Who: Jesse Hertstein, senior corporate citizenship lead.

Company: Amway, a direct-selling company

Charitable giving highlights: Since 2003, the company has given $190 million in donations and in-kind services to children’s causes and 2.7 million volunteer hours.

Tell me about the company’s philanthropy?

Ten years ago in 2003, we were doing a lot of different things and realized that we couldn’t track the impact that well. We decided to focus. We’ve got millions of distributors and tens of thousands of employees around the world. The needs are different in every country. We built the One by One campaign as a way to focus our efforts on children’s causes but give each local group of distributors and employees the opportunity to find the issues that are most pressing and find a way to respond to them.

What programs do you have in the Washington region?

One organization that an Amway distributor introduced to us a decade ago was the U.S. Dream Academy, based in the District. They work with children whose parents have been incarcerated. We started to support it corporately and found other ways to support it besides money. Another one is Easter Seals, a national partnership in which we’ve given $30 million over the last 30 years. The office in the District also does programs to help local schools and works with WorldVision to provide backpacks and school supplies for Title I schools.

How did you decide to focus on children’s issues?

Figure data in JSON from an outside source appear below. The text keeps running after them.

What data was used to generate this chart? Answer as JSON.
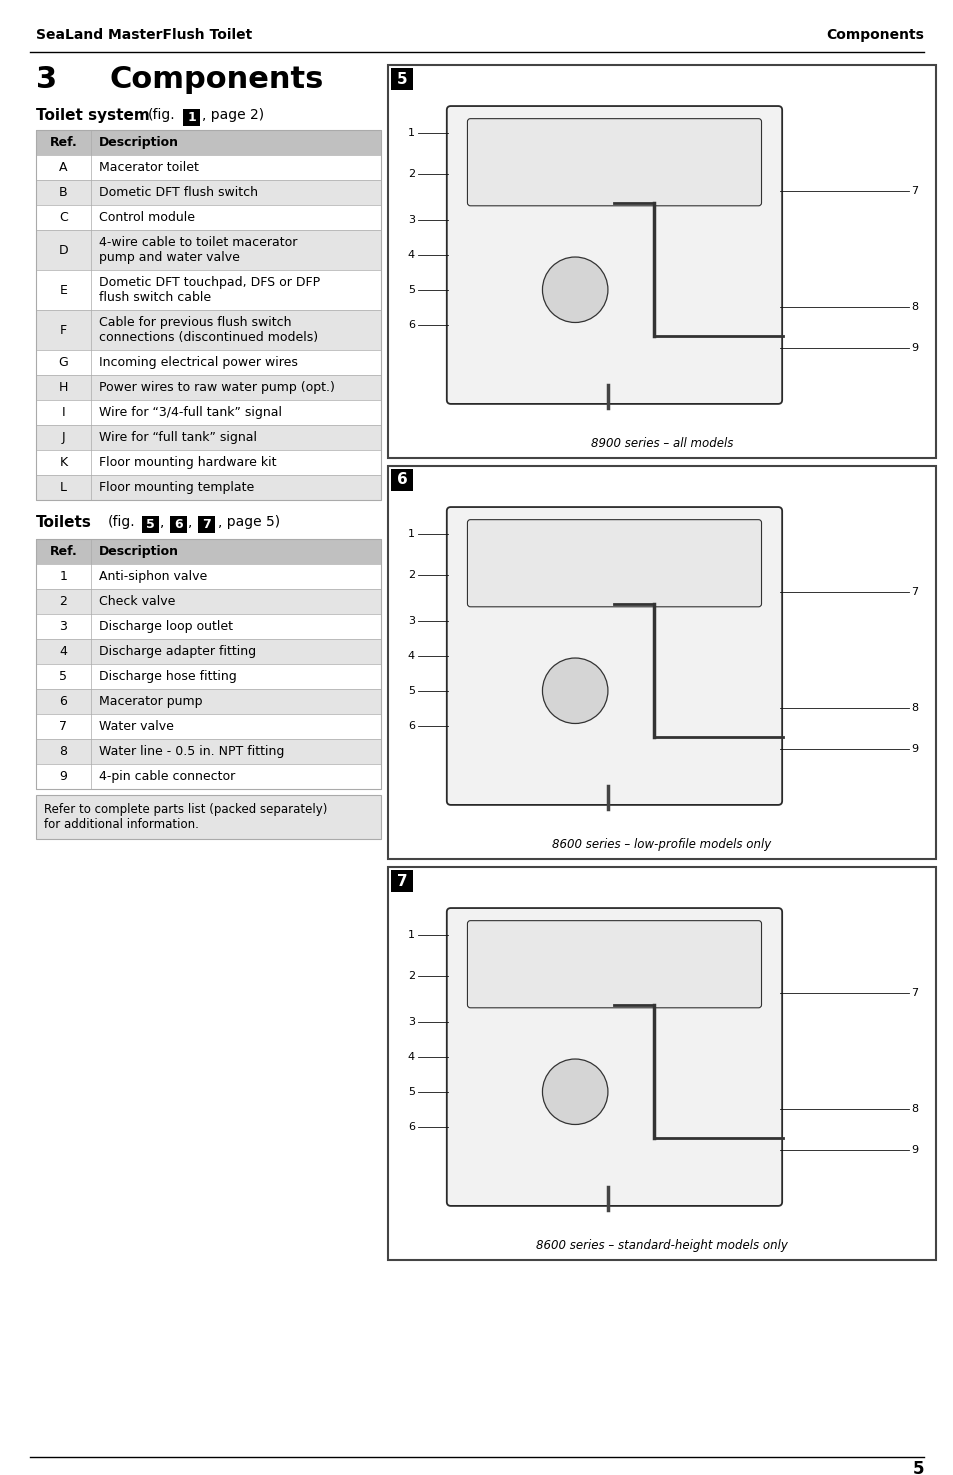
{
  "header_left": "SeaLand MasterFlush Toilet",
  "header_right": "Components",
  "section_number": "3",
  "section_title": "Components",
  "toilet_system_label": "Toilet system",
  "toilet_system_fig_num": "1",
  "toilet_system_page": ", page 2)",
  "toilet_rows": [
    {
      "ref": "Ref.",
      "desc": "Description",
      "header": true
    },
    {
      "ref": "A",
      "desc": "Macerator toilet",
      "shaded": false
    },
    {
      "ref": "B",
      "desc": "Dometic DFT flush switch",
      "shaded": true
    },
    {
      "ref": "C",
      "desc": "Control module",
      "shaded": false
    },
    {
      "ref": "D",
      "desc": "4-wire cable to toilet macerator\npump and water valve",
      "shaded": true
    },
    {
      "ref": "E",
      "desc": "Dometic DFT touchpad, DFS or DFP\nflush switch cable",
      "shaded": false
    },
    {
      "ref": "F",
      "desc": "Cable for previous flush switch\nconnections (discontinued models)",
      "shaded": true
    },
    {
      "ref": "G",
      "desc": "Incoming electrical power wires",
      "shaded": false
    },
    {
      "ref": "H",
      "desc": "Power wires to raw water pump (opt.)",
      "shaded": true
    },
    {
      "ref": "I",
      "desc": "Wire for “3/4-full tank” signal",
      "shaded": false
    },
    {
      "ref": "J",
      "desc": "Wire for “full tank” signal",
      "shaded": true
    },
    {
      "ref": "K",
      "desc": "Floor mounting hardware kit",
      "shaded": false
    },
    {
      "ref": "L",
      "desc": "Floor mounting template",
      "shaded": true
    }
  ],
  "toilets_label": "Toilets",
  "toilets_fig_nums": [
    "5",
    "6",
    "7"
  ],
  "toilets_page": ", page 5)",
  "toilet_ref_rows": [
    {
      "ref": "Ref.",
      "desc": "Description",
      "header": true
    },
    {
      "ref": "1",
      "desc": "Anti-siphon valve",
      "shaded": false
    },
    {
      "ref": "2",
      "desc": "Check valve",
      "shaded": true
    },
    {
      "ref": "3",
      "desc": "Discharge loop outlet",
      "shaded": false
    },
    {
      "ref": "4",
      "desc": "Discharge adapter fitting",
      "shaded": true
    },
    {
      "ref": "5",
      "desc": "Discharge hose fitting",
      "shaded": false
    },
    {
      "ref": "6",
      "desc": "Macerator pump",
      "shaded": true
    },
    {
      "ref": "7",
      "desc": "Water valve",
      "shaded": false
    },
    {
      "ref": "8",
      "desc": "Water line - 0.5 in. NPT fitting",
      "shaded": true
    },
    {
      "ref": "9",
      "desc": "4-pin cable connector",
      "shaded": false
    }
  ],
  "footnote": "Refer to complete parts list (packed separately)\nfor additional information.",
  "fig5_label": "5",
  "fig5_caption": "8900 series – all models",
  "fig6_label": "6",
  "fig6_caption": "8600 series – low-profile models only",
  "fig7_label": "7",
  "fig7_caption": "8600 series – standard-height models only",
  "page_number": "5",
  "bg_color": "#ffffff",
  "table_header_bg": "#c0c0c0",
  "row_shaded_bg": "#e4e4e4",
  "row_unshaded_bg": "#ffffff",
  "footnote_bg": "#e4e4e4"
}
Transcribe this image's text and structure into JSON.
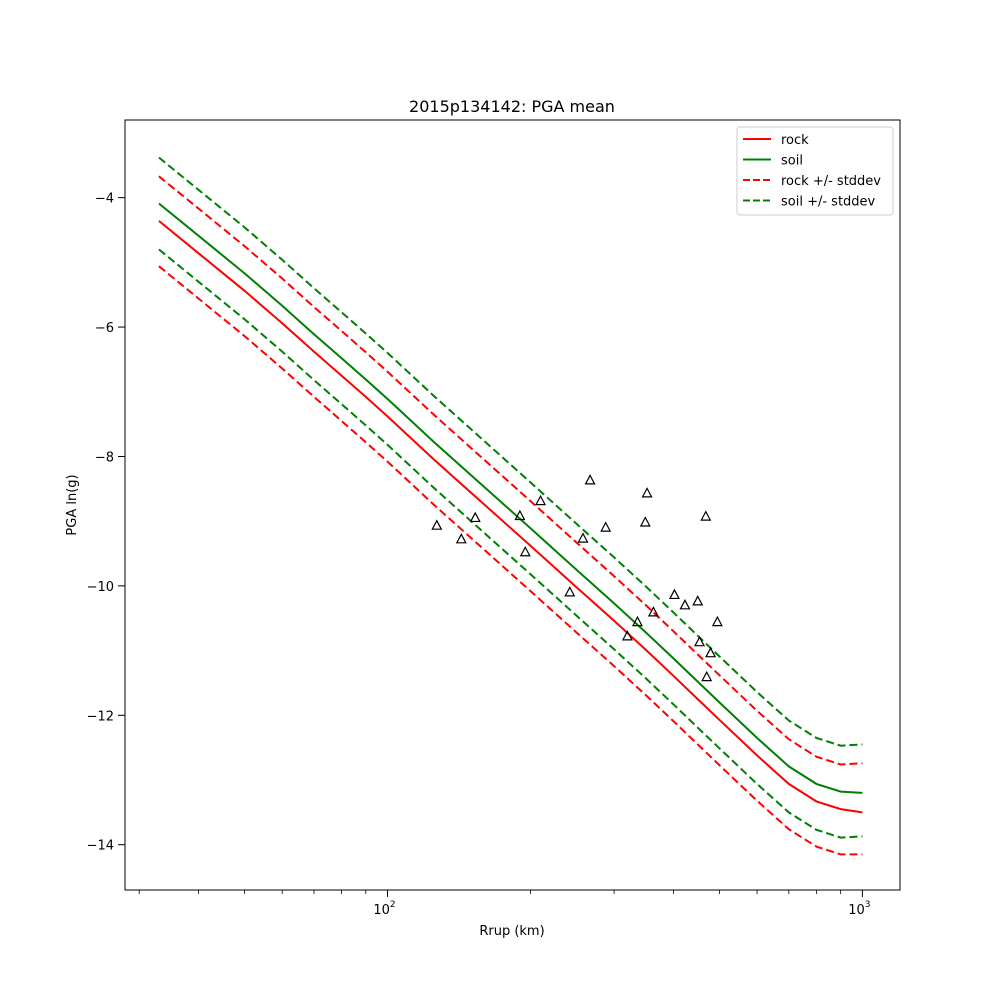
{
  "chart_data": {
    "type": "line",
    "title": "2015p134142: PGA mean",
    "xlabel": "Rrup (km)",
    "ylabel": "PGA ln(g)",
    "xscale": "log",
    "xlim": [
      28,
      1200
    ],
    "ylim": [
      -14.7,
      -2.8
    ],
    "x_ticks_major": [
      {
        "value": 100,
        "base": "10",
        "exp": "2"
      },
      {
        "value": 1000,
        "base": "10",
        "exp": "3"
      }
    ],
    "y_ticks": [
      -4,
      -6,
      -8,
      -10,
      -12,
      -14
    ],
    "y_tick_labels": [
      "−4",
      "−6",
      "−8",
      "−10",
      "−12",
      "−14"
    ],
    "grid": false,
    "legend_position": "top-right",
    "x": [
      33,
      40,
      50,
      60,
      70,
      80,
      90,
      100,
      125,
      150,
      200,
      250,
      300,
      350,
      400,
      450,
      500,
      600,
      700,
      800,
      900,
      1000
    ],
    "series": [
      {
        "name": "rock",
        "color": "#ff0000",
        "style": "solid",
        "values": [
          -4.36,
          -4.86,
          -5.44,
          -5.94,
          -6.38,
          -6.75,
          -7.08,
          -7.38,
          -8.04,
          -8.56,
          -9.38,
          -10.02,
          -10.54,
          -10.99,
          -11.39,
          -11.75,
          -12.07,
          -12.62,
          -13.06,
          -13.33,
          -13.45,
          -13.5
        ]
      },
      {
        "name": "soil",
        "color": "#008000",
        "style": "solid",
        "values": [
          -4.09,
          -4.59,
          -5.17,
          -5.67,
          -6.11,
          -6.48,
          -6.81,
          -7.11,
          -7.77,
          -8.29,
          -9.11,
          -9.75,
          -10.27,
          -10.72,
          -11.12,
          -11.48,
          -11.8,
          -12.35,
          -12.79,
          -13.06,
          -13.18,
          -13.2
        ]
      },
      {
        "name": "rock +/- stddev",
        "color": "#ff0000",
        "style": "dashed",
        "upper": [
          -3.67,
          -4.17,
          -4.75,
          -5.25,
          -5.69,
          -6.06,
          -6.39,
          -6.69,
          -7.35,
          -7.87,
          -8.69,
          -9.33,
          -9.85,
          -10.3,
          -10.7,
          -11.06,
          -11.38,
          -11.93,
          -12.37,
          -12.64,
          -12.76,
          -12.74
        ],
        "lower": [
          -5.06,
          -5.56,
          -6.14,
          -6.64,
          -7.08,
          -7.45,
          -7.78,
          -8.08,
          -8.74,
          -9.26,
          -10.08,
          -10.72,
          -11.24,
          -11.69,
          -12.09,
          -12.45,
          -12.77,
          -13.32,
          -13.76,
          -14.03,
          -14.15,
          -14.15
        ]
      },
      {
        "name": "soil +/- stddev",
        "color": "#008000",
        "style": "dashed",
        "upper": [
          -3.38,
          -3.88,
          -4.46,
          -4.96,
          -5.4,
          -5.77,
          -6.1,
          -6.4,
          -7.06,
          -7.58,
          -8.4,
          -9.04,
          -9.56,
          -10.01,
          -10.41,
          -10.77,
          -11.09,
          -11.64,
          -12.08,
          -12.35,
          -12.47,
          -12.45
        ],
        "lower": [
          -4.8,
          -5.3,
          -5.88,
          -6.38,
          -6.82,
          -7.19,
          -7.52,
          -7.82,
          -8.48,
          -9.0,
          -9.82,
          -10.46,
          -10.98,
          -11.43,
          -11.83,
          -12.19,
          -12.51,
          -13.06,
          -13.5,
          -13.77,
          -13.89,
          -13.87
        ]
      }
    ],
    "observations": {
      "marker": "triangle-open",
      "color": "#000000",
      "points": [
        [
          127,
          -9.07
        ],
        [
          143,
          -9.28
        ],
        [
          153,
          -8.95
        ],
        [
          190,
          -8.92
        ],
        [
          195,
          -9.48
        ],
        [
          210,
          -8.69
        ],
        [
          242,
          -10.1
        ],
        [
          258,
          -9.27
        ],
        [
          267,
          -8.37
        ],
        [
          288,
          -9.1
        ],
        [
          320,
          -10.78
        ],
        [
          336,
          -10.56
        ],
        [
          349,
          -9.02
        ],
        [
          352,
          -8.57
        ],
        [
          363,
          -10.41
        ],
        [
          402,
          -10.14
        ],
        [
          423,
          -10.3
        ],
        [
          450,
          -10.24
        ],
        [
          454,
          -10.87
        ],
        [
          468,
          -8.93
        ],
        [
          470,
          -11.41
        ],
        [
          479,
          -11.04
        ],
        [
          495,
          -10.56
        ]
      ]
    }
  }
}
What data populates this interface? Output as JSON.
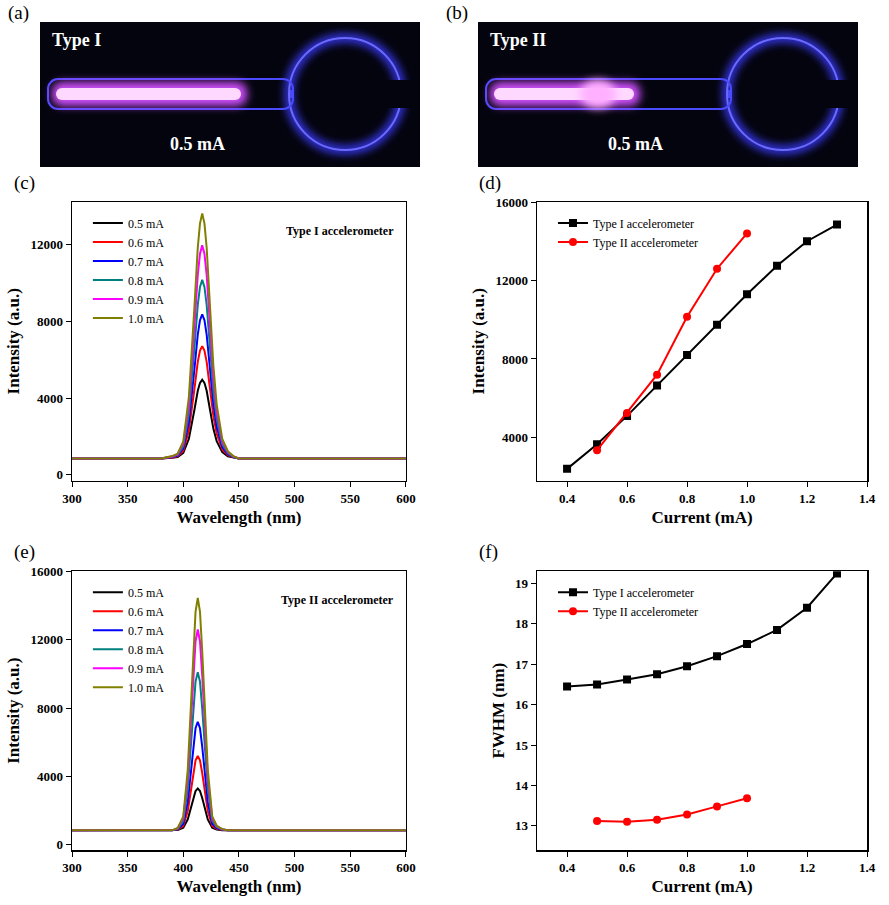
{
  "photos": [
    {
      "panel": "(a)",
      "title": "Type I",
      "annotation": "0.5 mA"
    },
    {
      "panel": "(b)",
      "title": "Type II",
      "annotation": "0.5 mA"
    }
  ],
  "chart_data": [
    {
      "panel": "(c)",
      "type": "line",
      "annotation": "Type I accelerometer",
      "x_label": "Wavelength (nm)",
      "y_label": "Intensity (a.u.)",
      "xlim": [
        300,
        600
      ],
      "xticks": [
        300,
        350,
        400,
        450,
        500,
        550,
        600
      ],
      "ylim": [
        -300,
        14200
      ],
      "yticks": [
        0,
        4000,
        8000,
        12000
      ],
      "grid": false,
      "legend": "upper left",
      "x": [
        300,
        380,
        390,
        395,
        400,
        405,
        410,
        413,
        415,
        417,
        419,
        421,
        424,
        427,
        430,
        435,
        440,
        445,
        450,
        460,
        500,
        600
      ],
      "series": [
        {
          "name": "0.5 mA",
          "color": "#000000",
          "values": [
            850,
            850,
            890,
            930,
            1140,
            1880,
            3390,
            4380,
            4790,
            4950,
            4790,
            4380,
            3390,
            2410,
            1750,
            1180,
            970,
            890,
            850,
            850,
            850,
            850
          ]
        },
        {
          "name": "0.6 mA",
          "color": "#ff0000",
          "values": [
            850,
            850,
            910,
            970,
            1260,
            2310,
            4480,
            5880,
            6470,
            6700,
            6470,
            5880,
            4480,
            3070,
            2140,
            1320,
            1030,
            910,
            850,
            850,
            850,
            850
          ]
        },
        {
          "name": "0.7 mA",
          "color": "#0000ff",
          "values": [
            850,
            850,
            930,
            1000,
            1380,
            2730,
            5500,
            7300,
            8050,
            8350,
            8050,
            7300,
            5500,
            3700,
            2500,
            1450,
            1080,
            930,
            850,
            850,
            850,
            850
          ]
        },
        {
          "name": "0.8 mA",
          "color": "#008080",
          "values": [
            850,
            850,
            940,
            1040,
            1500,
            3180,
            6620,
            8850,
            9780,
            10150,
            9780,
            8850,
            6620,
            4380,
            2900,
            1590,
            1130,
            940,
            850,
            850,
            850,
            850
          ]
        },
        {
          "name": "0.9 mA",
          "color": "#ff00ff",
          "values": [
            850,
            850,
            960,
            1070,
            1630,
            3630,
            7730,
            10400,
            11510,
            11950,
            11510,
            10400,
            7730,
            5070,
            3290,
            1740,
            1180,
            960,
            850,
            850,
            850,
            850
          ]
        },
        {
          "name": "1.0 mA",
          "color": "#808000",
          "values": [
            850,
            850,
            980,
            1110,
            1740,
            4040,
            8750,
            11820,
            13090,
            13600,
            13090,
            11820,
            8750,
            5700,
            3660,
            1870,
            1230,
            980,
            850,
            850,
            850,
            850
          ]
        }
      ]
    },
    {
      "panel": "(d)",
      "type": "line",
      "x_label": "Current (mA)",
      "y_label": "Intensity (a.u.)",
      "xlim": [
        0.3,
        1.4
      ],
      "xticks": [
        0.4,
        0.6,
        0.8,
        {
          "value": 1,
          "label": "1.0"
        },
        1.2,
        1.4
      ],
      "ylim": [
        1800,
        16000
      ],
      "yticks": [
        4000,
        8000,
        12000,
        16000
      ],
      "grid": false,
      "legend": "upper left",
      "x": [
        0.4,
        0.5,
        0.6,
        0.7,
        0.8,
        0.9,
        1.0,
        1.1,
        1.2,
        1.3
      ],
      "series": [
        {
          "name": "Type I accelerometer",
          "color": "#000000",
          "marker": "square",
          "values": [
            2400,
            3650,
            5100,
            6650,
            8200,
            9750,
            11300,
            12750,
            14000,
            14850
          ]
        },
        {
          "name": "Type II accelerometer",
          "color": "#ff0000",
          "marker": "circle",
          "values": [
            null,
            3350,
            5250,
            7200,
            10150,
            12600,
            14400,
            null,
            null,
            null
          ]
        }
      ]
    },
    {
      "panel": "(e)",
      "type": "line",
      "annotation": "Type II accelerometer",
      "x_label": "Wavelength (nm)",
      "y_label": "Intensity (a.u.)",
      "xlim": [
        300,
        600
      ],
      "xticks": [
        300,
        350,
        400,
        450,
        500,
        550,
        600
      ],
      "ylim": [
        -300,
        16000
      ],
      "yticks": [
        0,
        4000,
        8000,
        12000,
        16000
      ],
      "grid": false,
      "legend": "upper left",
      "x": [
        300,
        380,
        390,
        395,
        400,
        404,
        407,
        409,
        411,
        413,
        415,
        417,
        419,
        422,
        426,
        430,
        435,
        440,
        450,
        500,
        600
      ],
      "series": [
        {
          "name": "0.5 mA",
          "color": "#000000",
          "values": [
            850,
            850,
            850,
            870,
            1000,
            1490,
            2200,
            2740,
            3150,
            3300,
            3150,
            2740,
            2200,
            1490,
            1000,
            900,
            860,
            850,
            850,
            850,
            850
          ]
        },
        {
          "name": "0.6 mA",
          "color": "#ff0000",
          "values": [
            850,
            850,
            850,
            890,
            1110,
            1980,
            3240,
            4200,
            4940,
            5200,
            4940,
            4200,
            3240,
            1980,
            1110,
            940,
            870,
            850,
            850,
            850,
            850
          ]
        },
        {
          "name": "0.7 mA",
          "color": "#0000ff",
          "values": [
            850,
            850,
            850,
            910,
            1230,
            2500,
            4340,
            5740,
            6820,
            7200,
            6820,
            5740,
            4340,
            2500,
            1230,
            980,
            880,
            850,
            850,
            850,
            850
          ]
        },
        {
          "name": "0.8 mA",
          "color": "#008080",
          "values": [
            850,
            850,
            850,
            940,
            1410,
            3260,
            5940,
            7970,
            9550,
            10100,
            9550,
            7970,
            5940,
            3260,
            1410,
            1040,
            900,
            850,
            850,
            850,
            850
          ]
        },
        {
          "name": "0.9 mA",
          "color": "#ff00ff",
          "values": [
            850,
            850,
            850,
            970,
            1560,
            3900,
            7310,
            9900,
            11900,
            12600,
            11900,
            9900,
            7310,
            3900,
            1560,
            1090,
            910,
            850,
            850,
            850,
            850
          ]
        },
        {
          "name": "1.0 mA",
          "color": "#808000",
          "values": [
            850,
            850,
            850,
            990,
            1670,
            4390,
            8330,
            11320,
            13630,
            14450,
            13630,
            11320,
            8330,
            4390,
            1670,
            1120,
            920,
            850,
            850,
            850,
            850
          ]
        }
      ]
    },
    {
      "panel": "(f)",
      "type": "line",
      "x_label": "Current (mA)",
      "y_label": "FWHM (nm)",
      "xlim": [
        0.3,
        1.4
      ],
      "xticks": [
        0.4,
        0.6,
        0.8,
        {
          "value": 1,
          "label": "1.0"
        },
        1.2,
        1.4
      ],
      "ylim": [
        12.4,
        19.3
      ],
      "yticks": [
        13,
        14,
        15,
        16,
        17,
        18,
        19
      ],
      "grid": false,
      "legend": "upper left",
      "x": [
        0.4,
        0.5,
        0.6,
        0.7,
        0.8,
        0.9,
        1.0,
        1.1,
        1.2,
        1.3
      ],
      "series": [
        {
          "name": "Type I accelerometer",
          "color": "#000000",
          "marker": "square",
          "values": [
            16.45,
            16.5,
            16.62,
            16.75,
            16.95,
            17.2,
            17.5,
            17.85,
            18.4,
            19.25
          ]
        },
        {
          "name": "Type II accelerometer",
          "color": "#ff0000",
          "marker": "circle",
          "values": [
            null,
            13.12,
            13.1,
            13.15,
            13.28,
            13.48,
            13.68,
            null,
            null,
            null
          ]
        }
      ]
    }
  ]
}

What was the process?

We did surveys, focus groups and we looked at what we were already doing. More than half of what we were doing was supporting children’s causes. Amway stands for helping people reach their potential. It was a natural extension for us in our corporate social responsibility efforts to help children.

How has the campaign evolved over the years?

The biggest, single transition that we’ve had to make over the years was shifting from the idea of it being a corporate-led initiative to something that we truly respond to from the interests and passions of our distributors and employees.

How do you help local sites implement the campaign?

It’s different depending on the market. China is a good example. A lot of what we do there is top-down, organized, family-led. We helped them create a volunteer network and have everyone sign up to participate in community outreach activities and help each find different ways to volunteer and give. Now looking back several years later it has a volunteer base of 65,000 Amway distributors as part of that network. They do everything from blood drives to teaching classes at schools. But they had to build the infrastructure to make it work first.

How do you determine what nonprofits you work with?

They come to us in many ways. Many of us come from our employees. Once we get involved in a specific issue, we find the best organizations that are addressing that issue and engage in partnerships with them. Sometimes they’re brought to us. Sometimes we seek out the best.

What have been some challenges with having a global giving program?

The places around the world that have taken the longest to find success are the ones that are taking longer to find those causes that resonate with our people. For example, in Japan, there’s a big issue around child abuse but no one really wanted to talk about it. It’s a taboo subject.

How did you navigate through that?

We created an idea called the Orange project and started to raise awareness and support organizations to help prevent child abuse. We were able to take the lead on it because it really tapped the passions of our people there.

What books have been helpful for you?

Scott Goodson’s book “How to Build a Brand — and Change the World — by Sparking Cultural Movements.” It’s written by a marketer who is looking at the social space and saying that companies should be helping to define themselves to customers based on rallying people around a common cause. It resonated really well with us because that’s exactly what we’re doing.